Thursday, November 29, 2007

ABC GMA news story made me sad this morning.

A 44 year old woman made a fake myspace account so she could harass a 13 year old. She made up a fake boy's identity to get close to the girl and eventually started saying stuff like the world would be better off without the girl. The girl killed herself.

The 13 year old had "low self-esteem and was on medication at the time of her death".

There is no law on the book to charge the 44 year old woman with anything. It would be tough to do so I suppose but it sucks that some grown person can drive a medicated 13 year old to her death and have no consequences at all.

As the internet gets wider and wider use I wish we would start getting tougher laws on the books.

The reason why we don't have "griefers" in real life constantly insulting EVERYONE and giving everyone shit is because we have laws and police and the right to protect ourselves.

But people harp how the internet is "just on a computer screen" and how it doesn't really matter because everything is anonymous.

My points:

A. In this story we know that's not true.

An asshole who swears and uses racist stuff and posts obscene pictures on the internet can generally be waved off since most of this stuff can be ignored or erased. However, with the web becoming more entwined with out daily lives I think this sort of shit will become harder to ignore and closer to our daily offline lives. For example most people don't know that if somone knows your last name and general area you live in they can use many free reference tools online to tract your physical home address and phone number. It's easy to ignore someone sending you a picture of feces. It's harder when people start to actually mail pieces of it to your home (or a letter bomb, because some people are over achievers when it comes to being a dick).

Of course you can take all that information off the books...but this has never been an issue in the past. I am reminded of the scene in "The Jerk" were Steve Martin's character is excited that he got into the phone book. "Things are gonna start to happen for me now!" The next scene is of a insane person choosing the person his is going to kill by randomly picking that name out of a phone book.
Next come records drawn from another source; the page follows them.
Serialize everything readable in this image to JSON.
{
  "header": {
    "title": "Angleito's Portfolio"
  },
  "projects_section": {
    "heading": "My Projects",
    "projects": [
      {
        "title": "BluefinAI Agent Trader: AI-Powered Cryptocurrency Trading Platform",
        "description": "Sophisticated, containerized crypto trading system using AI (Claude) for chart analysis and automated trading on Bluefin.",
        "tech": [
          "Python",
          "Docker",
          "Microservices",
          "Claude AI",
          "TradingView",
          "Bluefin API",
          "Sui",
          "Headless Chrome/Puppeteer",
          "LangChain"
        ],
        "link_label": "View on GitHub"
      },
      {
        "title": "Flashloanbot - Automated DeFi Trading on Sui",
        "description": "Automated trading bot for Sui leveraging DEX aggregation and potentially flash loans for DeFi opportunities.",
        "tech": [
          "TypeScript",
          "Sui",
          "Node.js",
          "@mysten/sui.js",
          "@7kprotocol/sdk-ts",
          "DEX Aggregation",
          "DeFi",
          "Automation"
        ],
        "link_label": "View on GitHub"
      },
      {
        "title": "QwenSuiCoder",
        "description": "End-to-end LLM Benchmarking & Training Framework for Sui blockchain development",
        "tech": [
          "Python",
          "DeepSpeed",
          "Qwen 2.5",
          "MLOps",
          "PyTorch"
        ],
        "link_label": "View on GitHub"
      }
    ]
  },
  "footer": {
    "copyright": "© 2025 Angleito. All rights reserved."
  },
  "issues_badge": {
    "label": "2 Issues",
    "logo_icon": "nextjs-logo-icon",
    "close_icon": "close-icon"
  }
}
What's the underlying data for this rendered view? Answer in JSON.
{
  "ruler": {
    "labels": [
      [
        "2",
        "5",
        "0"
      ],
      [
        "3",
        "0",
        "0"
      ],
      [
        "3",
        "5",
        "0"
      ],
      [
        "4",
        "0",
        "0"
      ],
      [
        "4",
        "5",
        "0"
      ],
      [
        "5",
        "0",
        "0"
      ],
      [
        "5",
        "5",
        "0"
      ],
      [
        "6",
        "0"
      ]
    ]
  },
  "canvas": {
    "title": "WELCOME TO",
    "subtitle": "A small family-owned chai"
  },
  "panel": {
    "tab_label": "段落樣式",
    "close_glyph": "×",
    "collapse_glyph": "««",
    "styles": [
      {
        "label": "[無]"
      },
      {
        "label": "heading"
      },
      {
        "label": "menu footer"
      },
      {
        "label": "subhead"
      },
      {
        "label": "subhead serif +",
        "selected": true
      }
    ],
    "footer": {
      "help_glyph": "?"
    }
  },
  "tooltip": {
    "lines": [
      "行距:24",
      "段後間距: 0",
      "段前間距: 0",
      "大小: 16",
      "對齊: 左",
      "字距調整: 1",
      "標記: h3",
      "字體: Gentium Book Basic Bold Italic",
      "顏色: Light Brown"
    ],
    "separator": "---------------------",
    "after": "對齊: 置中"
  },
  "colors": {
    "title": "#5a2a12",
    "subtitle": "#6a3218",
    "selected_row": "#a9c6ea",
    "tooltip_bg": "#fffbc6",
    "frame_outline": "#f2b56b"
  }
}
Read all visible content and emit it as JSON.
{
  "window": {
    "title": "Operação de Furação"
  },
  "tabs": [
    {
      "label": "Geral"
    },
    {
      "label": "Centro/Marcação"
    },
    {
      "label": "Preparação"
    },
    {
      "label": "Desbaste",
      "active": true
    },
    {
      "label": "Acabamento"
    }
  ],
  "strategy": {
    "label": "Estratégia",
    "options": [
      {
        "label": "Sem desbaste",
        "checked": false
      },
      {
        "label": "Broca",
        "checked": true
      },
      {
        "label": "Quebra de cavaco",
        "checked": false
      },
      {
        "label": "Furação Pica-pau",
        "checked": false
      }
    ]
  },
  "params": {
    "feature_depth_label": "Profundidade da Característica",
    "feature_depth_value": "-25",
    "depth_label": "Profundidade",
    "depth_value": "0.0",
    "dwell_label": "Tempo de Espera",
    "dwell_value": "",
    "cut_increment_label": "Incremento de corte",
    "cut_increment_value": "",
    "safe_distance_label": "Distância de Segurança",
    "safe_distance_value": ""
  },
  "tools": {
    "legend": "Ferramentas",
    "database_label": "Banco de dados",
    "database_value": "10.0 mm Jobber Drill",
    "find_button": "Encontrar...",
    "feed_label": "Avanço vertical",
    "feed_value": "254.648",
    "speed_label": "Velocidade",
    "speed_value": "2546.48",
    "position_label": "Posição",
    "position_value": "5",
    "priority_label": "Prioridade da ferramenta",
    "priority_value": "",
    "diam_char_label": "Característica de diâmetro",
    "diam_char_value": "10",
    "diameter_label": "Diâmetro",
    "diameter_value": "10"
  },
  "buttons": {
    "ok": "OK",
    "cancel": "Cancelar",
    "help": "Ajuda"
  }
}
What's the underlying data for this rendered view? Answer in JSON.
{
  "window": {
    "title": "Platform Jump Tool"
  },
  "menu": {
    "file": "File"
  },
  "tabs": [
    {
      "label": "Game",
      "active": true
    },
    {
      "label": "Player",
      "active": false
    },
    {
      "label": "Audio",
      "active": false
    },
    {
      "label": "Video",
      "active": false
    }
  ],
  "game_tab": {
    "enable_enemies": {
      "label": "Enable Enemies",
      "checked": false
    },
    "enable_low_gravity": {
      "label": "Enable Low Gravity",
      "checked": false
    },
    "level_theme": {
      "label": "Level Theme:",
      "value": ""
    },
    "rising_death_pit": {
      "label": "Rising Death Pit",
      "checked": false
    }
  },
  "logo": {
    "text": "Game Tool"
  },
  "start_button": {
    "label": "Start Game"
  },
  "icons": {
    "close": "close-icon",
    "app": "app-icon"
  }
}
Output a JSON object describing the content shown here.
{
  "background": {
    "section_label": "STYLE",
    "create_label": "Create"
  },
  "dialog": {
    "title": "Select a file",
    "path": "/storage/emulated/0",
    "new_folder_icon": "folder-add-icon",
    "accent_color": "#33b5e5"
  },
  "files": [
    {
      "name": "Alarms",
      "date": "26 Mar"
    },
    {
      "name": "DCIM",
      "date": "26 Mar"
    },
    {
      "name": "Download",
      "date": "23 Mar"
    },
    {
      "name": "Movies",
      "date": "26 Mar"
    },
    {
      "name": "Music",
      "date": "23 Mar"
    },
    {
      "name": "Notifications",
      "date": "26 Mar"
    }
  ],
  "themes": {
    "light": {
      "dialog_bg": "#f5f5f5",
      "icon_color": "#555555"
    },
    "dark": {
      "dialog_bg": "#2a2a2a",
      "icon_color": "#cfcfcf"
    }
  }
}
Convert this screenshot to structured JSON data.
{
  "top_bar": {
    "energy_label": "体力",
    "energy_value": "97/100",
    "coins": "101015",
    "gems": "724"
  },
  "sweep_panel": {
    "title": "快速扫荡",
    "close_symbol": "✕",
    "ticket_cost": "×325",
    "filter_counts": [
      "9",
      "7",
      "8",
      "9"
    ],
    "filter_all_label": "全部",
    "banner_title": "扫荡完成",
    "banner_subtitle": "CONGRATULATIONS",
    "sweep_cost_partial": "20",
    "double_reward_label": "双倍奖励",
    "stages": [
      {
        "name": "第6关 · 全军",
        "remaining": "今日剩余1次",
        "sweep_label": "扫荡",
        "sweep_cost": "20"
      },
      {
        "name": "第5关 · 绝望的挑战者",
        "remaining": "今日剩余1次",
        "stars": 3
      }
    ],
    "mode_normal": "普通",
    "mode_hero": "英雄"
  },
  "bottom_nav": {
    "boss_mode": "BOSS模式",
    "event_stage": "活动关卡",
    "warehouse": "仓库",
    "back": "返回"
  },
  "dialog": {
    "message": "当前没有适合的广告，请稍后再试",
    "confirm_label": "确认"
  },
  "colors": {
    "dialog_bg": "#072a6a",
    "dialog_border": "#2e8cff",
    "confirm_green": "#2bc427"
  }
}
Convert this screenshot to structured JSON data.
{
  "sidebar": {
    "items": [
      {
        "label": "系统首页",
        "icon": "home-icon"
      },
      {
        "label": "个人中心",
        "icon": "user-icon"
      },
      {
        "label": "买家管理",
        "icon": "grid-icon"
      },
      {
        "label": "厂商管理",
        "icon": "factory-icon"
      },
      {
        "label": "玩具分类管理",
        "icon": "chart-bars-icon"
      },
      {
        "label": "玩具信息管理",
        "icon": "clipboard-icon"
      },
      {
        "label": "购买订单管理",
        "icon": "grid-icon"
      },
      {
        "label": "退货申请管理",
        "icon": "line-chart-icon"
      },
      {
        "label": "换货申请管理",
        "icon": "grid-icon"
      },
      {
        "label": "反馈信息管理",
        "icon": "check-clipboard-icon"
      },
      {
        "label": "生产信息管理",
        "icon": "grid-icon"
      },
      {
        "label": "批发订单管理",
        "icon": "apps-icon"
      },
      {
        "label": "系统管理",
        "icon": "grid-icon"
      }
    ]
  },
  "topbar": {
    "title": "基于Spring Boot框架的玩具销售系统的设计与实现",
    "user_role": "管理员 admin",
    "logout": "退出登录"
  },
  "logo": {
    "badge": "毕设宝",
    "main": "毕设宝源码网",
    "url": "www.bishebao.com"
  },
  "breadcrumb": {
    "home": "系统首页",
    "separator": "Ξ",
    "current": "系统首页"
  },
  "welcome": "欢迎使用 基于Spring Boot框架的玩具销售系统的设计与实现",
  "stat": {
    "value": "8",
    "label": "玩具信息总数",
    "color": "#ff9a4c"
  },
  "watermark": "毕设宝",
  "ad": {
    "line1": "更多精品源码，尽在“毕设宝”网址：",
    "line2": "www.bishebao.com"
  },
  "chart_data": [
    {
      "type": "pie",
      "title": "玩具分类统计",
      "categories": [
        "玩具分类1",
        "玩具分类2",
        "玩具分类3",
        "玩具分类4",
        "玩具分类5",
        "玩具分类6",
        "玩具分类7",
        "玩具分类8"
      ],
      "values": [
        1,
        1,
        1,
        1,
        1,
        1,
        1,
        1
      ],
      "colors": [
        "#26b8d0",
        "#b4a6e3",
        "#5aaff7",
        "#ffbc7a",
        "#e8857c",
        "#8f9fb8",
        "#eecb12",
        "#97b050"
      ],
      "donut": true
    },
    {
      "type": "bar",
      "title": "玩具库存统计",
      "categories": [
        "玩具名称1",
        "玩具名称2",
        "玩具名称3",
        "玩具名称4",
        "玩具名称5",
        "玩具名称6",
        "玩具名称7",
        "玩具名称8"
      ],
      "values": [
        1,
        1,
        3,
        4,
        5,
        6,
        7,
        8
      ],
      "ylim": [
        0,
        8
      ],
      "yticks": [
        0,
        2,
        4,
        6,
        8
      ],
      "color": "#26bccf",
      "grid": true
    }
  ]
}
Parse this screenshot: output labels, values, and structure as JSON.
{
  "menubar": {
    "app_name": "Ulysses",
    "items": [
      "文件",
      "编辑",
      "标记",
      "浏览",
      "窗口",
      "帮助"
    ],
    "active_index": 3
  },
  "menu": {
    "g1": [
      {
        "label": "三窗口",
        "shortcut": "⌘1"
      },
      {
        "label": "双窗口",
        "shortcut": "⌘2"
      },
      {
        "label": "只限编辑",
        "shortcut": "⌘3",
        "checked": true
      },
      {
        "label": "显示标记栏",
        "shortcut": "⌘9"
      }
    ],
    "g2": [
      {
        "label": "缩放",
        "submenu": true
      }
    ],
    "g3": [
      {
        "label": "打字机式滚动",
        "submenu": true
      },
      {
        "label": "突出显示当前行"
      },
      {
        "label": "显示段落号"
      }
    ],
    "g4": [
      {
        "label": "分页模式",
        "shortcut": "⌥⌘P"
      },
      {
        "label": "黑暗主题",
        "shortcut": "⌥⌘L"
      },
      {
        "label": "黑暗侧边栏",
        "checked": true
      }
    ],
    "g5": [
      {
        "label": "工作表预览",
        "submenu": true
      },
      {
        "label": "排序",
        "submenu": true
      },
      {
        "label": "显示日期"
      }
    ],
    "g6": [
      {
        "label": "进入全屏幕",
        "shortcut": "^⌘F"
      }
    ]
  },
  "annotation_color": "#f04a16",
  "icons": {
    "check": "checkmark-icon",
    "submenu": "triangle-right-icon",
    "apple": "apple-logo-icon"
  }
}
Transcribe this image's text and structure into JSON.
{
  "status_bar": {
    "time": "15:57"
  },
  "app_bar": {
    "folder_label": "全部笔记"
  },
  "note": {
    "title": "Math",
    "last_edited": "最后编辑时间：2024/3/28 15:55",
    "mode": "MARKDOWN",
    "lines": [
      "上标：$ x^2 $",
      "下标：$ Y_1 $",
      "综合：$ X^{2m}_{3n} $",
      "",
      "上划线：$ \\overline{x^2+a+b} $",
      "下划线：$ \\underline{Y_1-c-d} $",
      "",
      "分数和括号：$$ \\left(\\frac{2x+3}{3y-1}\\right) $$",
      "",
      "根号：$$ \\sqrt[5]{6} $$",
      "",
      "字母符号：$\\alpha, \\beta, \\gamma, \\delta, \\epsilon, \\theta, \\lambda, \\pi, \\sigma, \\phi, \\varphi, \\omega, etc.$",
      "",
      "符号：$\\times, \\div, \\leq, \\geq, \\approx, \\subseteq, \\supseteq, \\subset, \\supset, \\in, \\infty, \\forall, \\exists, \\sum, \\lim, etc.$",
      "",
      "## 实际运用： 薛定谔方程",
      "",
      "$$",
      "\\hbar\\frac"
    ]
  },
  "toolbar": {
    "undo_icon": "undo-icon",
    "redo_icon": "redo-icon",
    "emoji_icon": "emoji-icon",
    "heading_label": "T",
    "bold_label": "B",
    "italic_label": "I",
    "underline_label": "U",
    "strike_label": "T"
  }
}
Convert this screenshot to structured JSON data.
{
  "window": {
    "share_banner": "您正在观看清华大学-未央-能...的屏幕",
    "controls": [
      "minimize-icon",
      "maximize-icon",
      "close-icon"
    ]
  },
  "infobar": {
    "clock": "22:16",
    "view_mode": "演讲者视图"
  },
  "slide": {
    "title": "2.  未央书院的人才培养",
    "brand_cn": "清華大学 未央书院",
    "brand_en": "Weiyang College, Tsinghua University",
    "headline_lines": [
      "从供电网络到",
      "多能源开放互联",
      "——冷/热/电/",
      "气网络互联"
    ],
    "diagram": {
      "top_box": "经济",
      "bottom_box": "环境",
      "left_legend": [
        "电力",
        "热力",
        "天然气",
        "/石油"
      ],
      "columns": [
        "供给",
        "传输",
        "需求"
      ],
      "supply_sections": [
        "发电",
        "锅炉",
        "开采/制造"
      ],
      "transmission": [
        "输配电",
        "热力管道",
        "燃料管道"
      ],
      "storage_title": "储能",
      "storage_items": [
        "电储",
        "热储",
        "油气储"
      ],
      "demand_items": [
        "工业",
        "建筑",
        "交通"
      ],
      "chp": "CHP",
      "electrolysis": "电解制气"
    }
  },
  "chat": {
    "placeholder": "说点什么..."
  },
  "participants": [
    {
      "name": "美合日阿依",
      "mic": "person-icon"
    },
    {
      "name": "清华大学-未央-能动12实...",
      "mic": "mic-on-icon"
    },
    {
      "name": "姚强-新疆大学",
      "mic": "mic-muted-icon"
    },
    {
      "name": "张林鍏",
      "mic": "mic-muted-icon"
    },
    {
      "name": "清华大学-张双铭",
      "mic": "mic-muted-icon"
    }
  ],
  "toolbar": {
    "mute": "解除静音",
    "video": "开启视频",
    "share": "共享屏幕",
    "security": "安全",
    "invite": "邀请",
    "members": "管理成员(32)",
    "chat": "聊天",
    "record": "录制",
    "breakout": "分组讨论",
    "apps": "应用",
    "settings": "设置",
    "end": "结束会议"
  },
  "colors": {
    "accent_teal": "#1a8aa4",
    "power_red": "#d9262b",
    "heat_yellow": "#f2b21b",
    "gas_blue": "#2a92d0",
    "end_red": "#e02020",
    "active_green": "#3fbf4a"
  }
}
Guess who's name is picked?

So because of something that "just happens on a screen" we are all going to have to have our address made unlisted in the next ten years.

(Mark my word, this is one of these things that I think, and I wish I wrote down later when it becomes true. In a leser example when I first saw the original Britney Spears video with her dressed up as a Catholic schoolgirl, I said to myself In two years they are going to have a music video where two girls dressed up in Catholic schoolgirl uniforms are kissing. A few years later we have to Tatu video where *gasp* two girls dressed up in Catholic schoolgirl uniforms kissing. With the world as unoriginal as it is I see this kind of shit before it happens all the time. I gotta start writing it all down.)

B. This sort of behavior bleeds into the real world.

I know most people feel that society in general has alot of assholes and we just see them more clearly online. But I think that if a younger person reads obscene stuff all day and watches videos were everyone swears for hours at a time, how can that NOT be reflected when they stop using the computer and wander into the real world? It's not that people are assholes. It's that people will become as ammoral as society lets them be. We have this myth that people are "nice". The reality is that most people simply do what society tells them they can or can't do. If the internet lets them do anything then they will do anything.

If a totally free internet would really provide anything useful (except for those who are on society's fringe of course, I mean look what the internet has done for the furry and japanese snuff porn industry, they are thriving!) I would be for it. But it seems like it just breeds antisocial behavior with no penalities.